I have a simulation that can generate quite a bit of data when it runs, for example $650\cdot 400 \cdot 400$ floating point numbers. Without compression, that's a few gigabytes worth if I want to save the whole simulation and not just some data extracted from it. However, with some methods, like Crank-Nicolson, we know the maximum error that can occur, (it has second order accuracy). Suppose I calculate it, then round or truncate all the values in my $650 \cdot 400 \cdot 400$ matrix to the same number of digits (or the same number of digits plus 1): $$tolerence = .00004$$ $$example = .45435354354 \rightarrow example_{rounded} = .454354$$

If I know a maximum value I can now used fixed point math and potentially get some very good compression using algorithms for integers (as storing compressed floating points can be difficult, and fixed-point numbers work similarly to integers "under the hood"). This would also allow me to use binary storage without much difficulty. In any way is this inadvisable? Might I loose important information, even if it is below tolerance? Will this affect the analysis I do on the data (even if tolerance [error] is preserved [is it?])?

Answer 1

I would recommend keeping the computation in your original precision and reducing the accuracy just when you write, unless the computation is too slow. If you reduce the precision of the computation, you may need to worry about the accuracy of the linear solve.

First, you should consider whether you need to write all of the time steps. I'd guess that Crank-Nicolson needs a smaller time step than your analysis/visualization. Casting the data to a lower-accuracy floating- or fixed-point when you write it to file is similar. Both of these are used by major scientific codes (e.g., NekRS).

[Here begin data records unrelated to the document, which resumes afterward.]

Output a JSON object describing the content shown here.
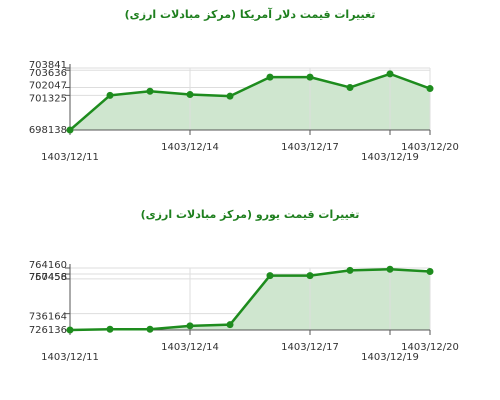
{
  "chart_data": [
    {
      "type": "area",
      "title": "تغییرات قیمت دلار آمریکا (مرکز مبادلات ارزی)",
      "x": [
        "1403/12/11",
        "1403/12/12",
        "1403/12/13",
        "1403/12/14",
        "1403/12/15",
        "1403/12/16",
        "1403/12/17",
        "1403/12/18",
        "1403/12/19",
        "1403/12/20"
      ],
      "values": [
        698138,
        701325,
        701700,
        701400,
        701250,
        703000,
        703000,
        702050,
        703300,
        701950
      ],
      "x_tick_labels": [
        "1403/12/11",
        "1403/12/14",
        "1403/12/17",
        "1403/12/19",
        "1403/12/20"
      ],
      "y_tick_labels": [
        "703841",
        "703636",
        "702047",
        "701325",
        "698138"
      ],
      "ylim": [
        698138,
        703841
      ],
      "color": "#1e8c1e",
      "fill": "#cfe6cf",
      "grid": true
    },
    {
      "type": "area",
      "title": "تغییرات قیمت یورو (مرکز مبادلات ارزی)",
      "x": [
        "1403/12/11",
        "1403/12/12",
        "1403/12/13",
        "1403/12/14",
        "1403/12/15",
        "1403/12/16",
        "1403/12/17",
        "1403/12/18",
        "1403/12/19",
        "1403/12/20"
      ],
      "values": [
        726136,
        726600,
        726600,
        728700,
        729400,
        759500,
        759500,
        762700,
        763400,
        762000
      ],
      "x_tick_labels": [
        "1403/12/11",
        "1403/12/14",
        "1403/12/17",
        "1403/12/19",
        "1403/12/20"
      ],
      "y_tick_labels": [
        "764160",
        "760458",
        "757456",
        "736164",
        "726136"
      ],
      "ylim": [
        726136,
        764160
      ],
      "color": "#1e8c1e",
      "fill": "#cfe6cf",
      "grid": true
    }
  ]
}
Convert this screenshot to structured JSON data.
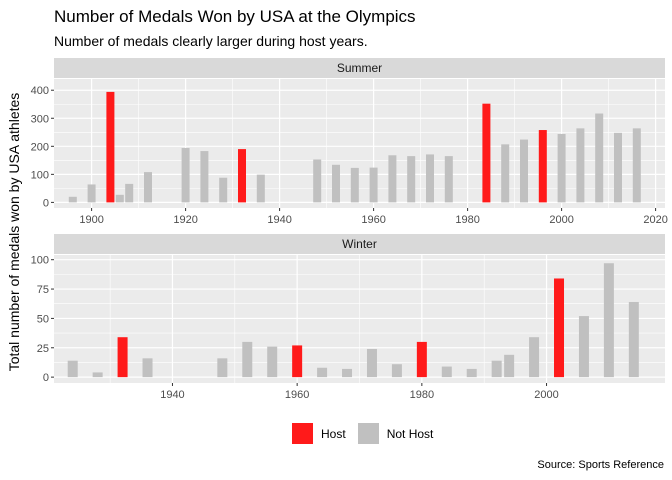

If you need more compression, I'd recommend a floating-point compressor meant for scientific data. This is a hot topic since some of the big simulations can generate petabytes per run. Off the top of my head, there's ZFP and SZ. Both are available as libraries, so they're probably even easier to use than fixed-point.

I doubt using integer compression on fixed-point numbers will be effective. Most integer compression schemes assume the data has particular structure. For example, that the data only contains a few distinct values or that most of the values are small. Neither fixed-point and floating-point satisfy these types of assumptions.